On June 19, 2014, the Federal Energy Regulatory Commission (“FERC”) issued an order significantly revising its methodology for determining the base Return on Equity (“ROE”) for jurisdictional electric utility companies. FERC applied its new methodology for the first time in deciding a pending complaint proceeding that involved a challenge to the 11.14 percent ROE currently being received by transmission owners that participate in the New England Independent System Operator (“NE-ISO”) regional transmission organization. The decision is captioned Opinion No. 531, Martha Coakley, Massachusetts Attorney General et. al. v. Bangor Hydro-Electric Co., et al., 147 FERC ¶ 61,234 (2014).
The complainants in the New England ROE case alleged that the current 11.14 percent ROE is unjust and unreasonable because capital market conditions have significantly changed since the ROE was set in 2006. The complainants’ expert witness presented an analysis showing that the cost of equity for the NE-ISO transmission owners is no greater than 9.2 percent. The administrative law judge hearing the case issued a decision last August reducing the ROE from 11.14 percent to 9.7 percent prospectively. All parties and the judge relied on the Commission’s well-established Discounted Cash Flow (“DCF”) methodology, which for a number of years has pegged the ROE for electric utilities to the sum of the dividend yield and short-term earnings growth rates for a group of proxy companies. FERC’s long-standing practice also has been to update the ROE when it issues its decision in order to reflect changes in 10-year Treasury bill rates between the close of the record and the date of its decision.

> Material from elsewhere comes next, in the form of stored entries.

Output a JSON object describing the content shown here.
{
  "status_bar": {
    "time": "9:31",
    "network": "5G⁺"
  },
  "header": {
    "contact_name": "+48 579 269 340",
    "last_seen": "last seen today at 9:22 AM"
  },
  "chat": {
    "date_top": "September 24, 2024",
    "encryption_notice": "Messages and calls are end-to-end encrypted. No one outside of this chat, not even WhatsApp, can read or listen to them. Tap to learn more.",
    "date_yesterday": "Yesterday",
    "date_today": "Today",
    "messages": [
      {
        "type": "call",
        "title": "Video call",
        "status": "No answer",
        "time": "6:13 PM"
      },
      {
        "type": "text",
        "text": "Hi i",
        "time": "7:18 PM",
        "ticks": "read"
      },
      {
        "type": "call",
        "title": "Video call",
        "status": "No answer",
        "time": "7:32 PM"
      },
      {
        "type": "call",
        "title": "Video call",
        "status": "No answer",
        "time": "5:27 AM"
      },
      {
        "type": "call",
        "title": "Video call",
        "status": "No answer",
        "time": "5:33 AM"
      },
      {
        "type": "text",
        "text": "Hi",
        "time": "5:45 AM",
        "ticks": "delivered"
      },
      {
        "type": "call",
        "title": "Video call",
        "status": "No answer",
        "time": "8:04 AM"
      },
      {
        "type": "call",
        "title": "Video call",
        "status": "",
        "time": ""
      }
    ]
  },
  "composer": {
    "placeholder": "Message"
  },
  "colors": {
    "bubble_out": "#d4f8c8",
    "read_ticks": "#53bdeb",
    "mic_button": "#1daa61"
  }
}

In its June 19 decision, FERC revised its ROE methodology in two important respects. First, FERC dropped its sole reliance on short-term growth rates in the DCF analysis, opting instead to use a two-step DCF methodology (combining short-term and long-term earnings growth rates) similar to the one FERC uses in setting rates for natural gas and oil pipelines. Opinion 531 makes a tentative finding that the long-term growth projection should be based on forecasted growth in U.S. Gross Domestic Product (“GDP”), but it established a “paper hearing” process to consider what source FERC should use for the long-term growth rate. Second, FERC announced that it will no longer engage in post-record ROE updating. The reason given for this shift is that changes in Treasury bill rates are no longer a reliable indicator of changes in the cost of common equity for electric utility companies.
FERC stated that it expects its new two-step methodology will narrow the “zone” of reasonable ROEs produced by the DCF analysis. Importantly, FERC also clarified that it will continue to apply its policy that the total ROE including any incentive ROE is limited to the zone of reasonableness. This means according to FERC that: “when a public utility’s ROE is changed, either under section 205 or section 206 of the FPA, that utility’s total ROE, inclusive of transmission incentive ROE adders, should not exceed the top of the zone of reasonableness produced by the two-step DCF methodology.”
In applying its new DCF methodology to the New England case, FERC found that that the just and reasonable base ROE is 10.57 percent. This value is halfway between the 9.39 percent midpoint of the zone of reasonableness and the 11.74 percent top of that zone. While it normally would have adopted the 9.39 percent midpoint, FERC instead approved a “middle of the upper half” ROE based on its belief that current capital market conditions are “anomalous.” The 10.57 percent ROE awarded to the NE-ISO transmission owners is subject to the outcome of the “paper hearing” on the appropriate source for the long-term growth forecast to be used in the new two-step DCF methodology.
FERC Commissioner John Norris dissented in part from Opinion No. 531 based on his view that the 10.57 percent ROE is higher than necessary and may result in unjust and unreasonable rates. In pointed language, Commissioner Norris asserted that: “the decision to grant New England transmission owners an ROE at the midpoint of the upper half of the zone of reasonableness is unjustified, lacks reasoning to support it, and sets troubling precedent.”
Although interested parties may still be absorbing FERC’s lengthy decision, it seems almost certain that rehearing will be sought. Given the financial impacts of FERC’s change in methodology, it also seems likely that, if FERC stands its ground, one or more petitions for review eventually will be filed in federal court.